В районе Залога мороз - это избавление. Мороз здесь держит окружение, местность, почву в строгой дисциплине, в железном порядке, в крепком и стабильном равновесии. Поставленные на мерзлой, твердой, как бетон, земле, домишки стоят просто и уверенно, по улицам можно ходить и ездить, колеса не вязнут в раскисшем болоте, сапоги не остаются в липкой грязи. Однако достаточно, чтобы наступил такой день, как этот, в какой я встретил Таню, то есть достаточно, чтобы наступило тепло...
Выпущенные с объятий мороза домишки дряхлеют и опускаются вглубь земли. Эти дома уже много лет стоят гораздо ниже уровня улицы, ведь поставленные когда-то на вечной мерзлоте, они своим теплом проделали себе ниши в обледенелой почве, в которые погружаются с каждым годом все больше. Каждый дом стоит в особой и все более глубокой яме.
Теперь волна апрельского тепла бьет по Залогу, и его кривые бедные домишки делаются неуклюжими, деформируются и проседают еще ниже земли. Весь район съеживается, уменьшается, углубляется так, что в некоторых местах мы видим уже только крыши - как будто большой флот подводных лодок постепенно погружается в море.
- А это видишь? - говорит Таня. Я посмотрел туда, куда показывала ее рука, и увидел следующую вещь: оттаявшие помойки змейками, ручейками, канавками, щелями начинают стекать проста к стоящим здесь домам.
Природа в Сибири экстремальная, здесь все внезапное и крайнее, таким образом, когда грязь в Якутске заливает дома, так это никакая ни капель, ни журчание, разреженной темно-серой мази, а атака потревоженной лавины, которая внезапно и неудержимо двинулась в направлении крылец и дверей, заполняя проходы и двора. Улицы как бы выходят из берегов и вливаются в дома Залога. В доме ходят по воде, вода покрывает пол, она повсюду.

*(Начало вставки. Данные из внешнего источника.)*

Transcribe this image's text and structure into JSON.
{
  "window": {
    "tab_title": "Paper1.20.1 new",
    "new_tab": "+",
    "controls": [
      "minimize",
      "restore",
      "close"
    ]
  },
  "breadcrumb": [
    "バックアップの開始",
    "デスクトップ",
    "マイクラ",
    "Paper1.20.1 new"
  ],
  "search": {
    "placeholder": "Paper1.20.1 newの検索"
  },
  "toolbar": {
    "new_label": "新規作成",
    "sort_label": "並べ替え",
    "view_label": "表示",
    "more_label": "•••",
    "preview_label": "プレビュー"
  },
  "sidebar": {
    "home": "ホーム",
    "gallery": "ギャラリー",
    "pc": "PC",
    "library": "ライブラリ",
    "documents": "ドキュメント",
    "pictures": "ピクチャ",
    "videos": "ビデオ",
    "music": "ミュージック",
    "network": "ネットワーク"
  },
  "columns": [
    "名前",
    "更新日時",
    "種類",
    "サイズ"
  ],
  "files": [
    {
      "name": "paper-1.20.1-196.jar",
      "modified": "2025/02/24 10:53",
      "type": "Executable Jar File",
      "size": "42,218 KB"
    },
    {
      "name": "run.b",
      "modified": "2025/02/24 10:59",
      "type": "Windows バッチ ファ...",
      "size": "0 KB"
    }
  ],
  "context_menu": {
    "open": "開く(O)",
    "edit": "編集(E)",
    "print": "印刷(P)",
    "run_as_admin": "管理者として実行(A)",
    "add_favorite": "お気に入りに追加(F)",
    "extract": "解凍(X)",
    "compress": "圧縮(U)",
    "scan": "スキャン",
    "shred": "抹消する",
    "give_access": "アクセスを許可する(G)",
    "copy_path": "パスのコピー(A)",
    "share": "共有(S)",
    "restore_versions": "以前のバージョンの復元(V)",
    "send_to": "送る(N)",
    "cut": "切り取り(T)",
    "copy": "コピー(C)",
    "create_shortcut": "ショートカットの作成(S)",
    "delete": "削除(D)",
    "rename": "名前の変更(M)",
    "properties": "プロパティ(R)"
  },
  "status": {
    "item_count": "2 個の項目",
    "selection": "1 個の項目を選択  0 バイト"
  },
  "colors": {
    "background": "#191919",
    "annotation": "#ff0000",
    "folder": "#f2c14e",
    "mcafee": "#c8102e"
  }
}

"Немного неприятно пахнет, - добавляет Таня, - ведь в Залоге нет канализации, потому во всем этом есть разные вещи, - она морщит лоб, ищет соответственные слова, наконец капитулирует и констатирует, - просто разные вещи".
Еще на одно хочу обратить внимание, на воткнутые в землю то здесь, то там таблички, которые предупреждают, что здесь нигде нельзя копать. Почему? А потому, что электропровода идут просто вкопанными в землю, и когда кто-нибудь воткнет лопату и попадет в провод, так напряжение его убьет. В Залоге можно влезть в грязь по самые уши, намочиться и замараться в болоте, а также попасть в сток, и даже - погибнуть. Потому зимой более безопасно, зимой никому не придет в голову копать землю.
Уже подходя к улице Крупской, мы встретили около какого-то домишки бабульку, которая резвыми движениями пробовала сдержать метлой течение грязи, вползавшей на крыльцо.
"Тяжелая работа", - спросил я, чтобы начать разговор. "А, - ответила она, пожав плечами, - всегда весна такая страшная. Все течет". Воцарилось молчание. "Как жизнь?" - задал я самый банальный и идиотский вопрос, чтобы как-то поддержать разговор. Бабуля выпрямилась, оперла руки о черенок метлы, посмотрела на меня, даже усмехнулась и сказала вещь, какая является самой сущностью российской философии жизни: "Как живём?" - повторила здравомысляще и добавила голосом, в коем были и гонор, и решимость, и терпение, и радость - "Дышим!"
Рышард Капусцiнскi. Имперыя. Мiнск. 2009. С. 182-193.